Cette fermeture entraînera la perte de cinq emplois: deux éducatrices à la maison de répit à temps partiel, une personne responsable à temps plein du programme Initiatives de travail de milieu auprès des aînés en situation de vulnérabilité (ITMAV), un agent de milieu à temps partiel pour les familles monoparentales 0-5 ans et évidemment, celui de la coordonnatrice, qui était payée 28 heures par semaine.

«Nous confiions aussi un contrat pour l’entretien du bâtiment à une personne du quartier», ajoute Mme Petitclerc-Lapointe.

Rappelons également que la députée de Laviolette - Saint-Maurice, Marie-Louise Tardif, annonçait à la fin janvier une enveloppe de 150 000$ pour confier à Revitalisation des quartiers Saint-Marc - Christ-Roi un projet intergénérationnel. Deux autres ressources auraient alors été embauchées, mais l’organisme ne pourra finalement réaliser ce projet.

Revitalisation des quartiers Saint-Marc - Christ-Roi vient en aide à environ 500 familles par année.

«Il y a deux semaines, une maman nous a été référée par un autre organisme», illustre la coordonnatrice. «Elle était en pleurs, elle avait besoin d’une pause, ça n’allait pas bien dans sa vie. Nous avons réussi à lui offrir un moment de répit d’urgence. Nous étions sa première porte d’entrée. Elle m’a rappelée jeudi et j’ai été obligée de lui annoncer que malheureusement, on s’en allait vers une fermeture. Elle avait des trémolos dans la voix.»

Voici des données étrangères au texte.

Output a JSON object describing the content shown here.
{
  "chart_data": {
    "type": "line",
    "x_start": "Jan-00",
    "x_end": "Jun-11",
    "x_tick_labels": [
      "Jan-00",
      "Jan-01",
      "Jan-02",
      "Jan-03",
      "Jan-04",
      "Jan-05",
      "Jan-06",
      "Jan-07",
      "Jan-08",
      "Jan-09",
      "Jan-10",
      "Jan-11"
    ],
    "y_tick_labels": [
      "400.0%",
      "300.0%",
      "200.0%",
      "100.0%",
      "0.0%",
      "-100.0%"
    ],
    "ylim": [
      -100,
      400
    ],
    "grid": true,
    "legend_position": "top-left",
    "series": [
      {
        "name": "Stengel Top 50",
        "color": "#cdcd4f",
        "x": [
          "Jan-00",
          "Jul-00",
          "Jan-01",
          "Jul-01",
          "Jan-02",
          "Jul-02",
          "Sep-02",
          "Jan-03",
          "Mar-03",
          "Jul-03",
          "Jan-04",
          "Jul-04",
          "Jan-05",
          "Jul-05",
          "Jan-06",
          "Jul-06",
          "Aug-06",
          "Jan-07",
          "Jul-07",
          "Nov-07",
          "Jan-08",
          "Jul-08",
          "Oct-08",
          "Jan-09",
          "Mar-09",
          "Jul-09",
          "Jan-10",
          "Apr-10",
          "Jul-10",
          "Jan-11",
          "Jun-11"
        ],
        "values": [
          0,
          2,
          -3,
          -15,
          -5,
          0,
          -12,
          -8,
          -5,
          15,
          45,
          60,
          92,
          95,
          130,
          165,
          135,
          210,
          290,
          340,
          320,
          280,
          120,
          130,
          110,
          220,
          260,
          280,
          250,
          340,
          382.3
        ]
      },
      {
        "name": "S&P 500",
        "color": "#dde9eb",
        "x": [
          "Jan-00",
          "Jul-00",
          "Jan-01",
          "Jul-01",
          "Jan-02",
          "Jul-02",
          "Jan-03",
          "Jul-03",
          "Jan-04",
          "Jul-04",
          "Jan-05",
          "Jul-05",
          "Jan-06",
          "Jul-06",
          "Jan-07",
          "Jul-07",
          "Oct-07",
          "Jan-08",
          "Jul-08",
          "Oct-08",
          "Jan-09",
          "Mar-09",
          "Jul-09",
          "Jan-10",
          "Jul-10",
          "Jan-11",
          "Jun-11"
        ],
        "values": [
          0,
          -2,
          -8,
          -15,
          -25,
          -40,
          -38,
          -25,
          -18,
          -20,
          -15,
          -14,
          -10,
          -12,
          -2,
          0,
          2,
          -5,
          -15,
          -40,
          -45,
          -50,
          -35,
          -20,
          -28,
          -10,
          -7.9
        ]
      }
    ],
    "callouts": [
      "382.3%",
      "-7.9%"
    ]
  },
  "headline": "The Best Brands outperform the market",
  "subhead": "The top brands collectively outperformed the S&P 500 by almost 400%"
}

«Même si une maman crie haut et fort que ça ne va pas bien, qu’elle veut agir pour le bien de ses enfants pour éviter qu’elle soit dénoncée à la Direction de la protection de la jeunesse, il y a des délais d’attente dans la bureaucratie du CIUSSS. Nous, on est la première ligne. Dorénavant, ce service sera inexistant parce qu’on est pris dans la bureaucratie, dans des délais administratifs.»

La responsable est évidemment déçue que l’appel lancé à l’automne n’ait pas résonné davantage.

«Nous avons prévenu la communauté que nous aidons des familles en situation de crise, d’autres un peu moins, mais qui ont besoin d’un petit coup de pouce. Nous avertissions que nous pourrions être privés de ça sur notre territoire, alors est-ce qu’une main pourrait être tendue? Ça a pris du temps, ça a commencé à bouger dernièrement, mais je n’ai aucune certitude et la liquidité n’est plus au rendez-vous. On ne peut plus maintenir le service.»

La coordonnatrice trouve particulièrement ironique qu’un organisme comme le sien tombe pendant que la commission Laurent cherche des solutions pour protéger les enfants.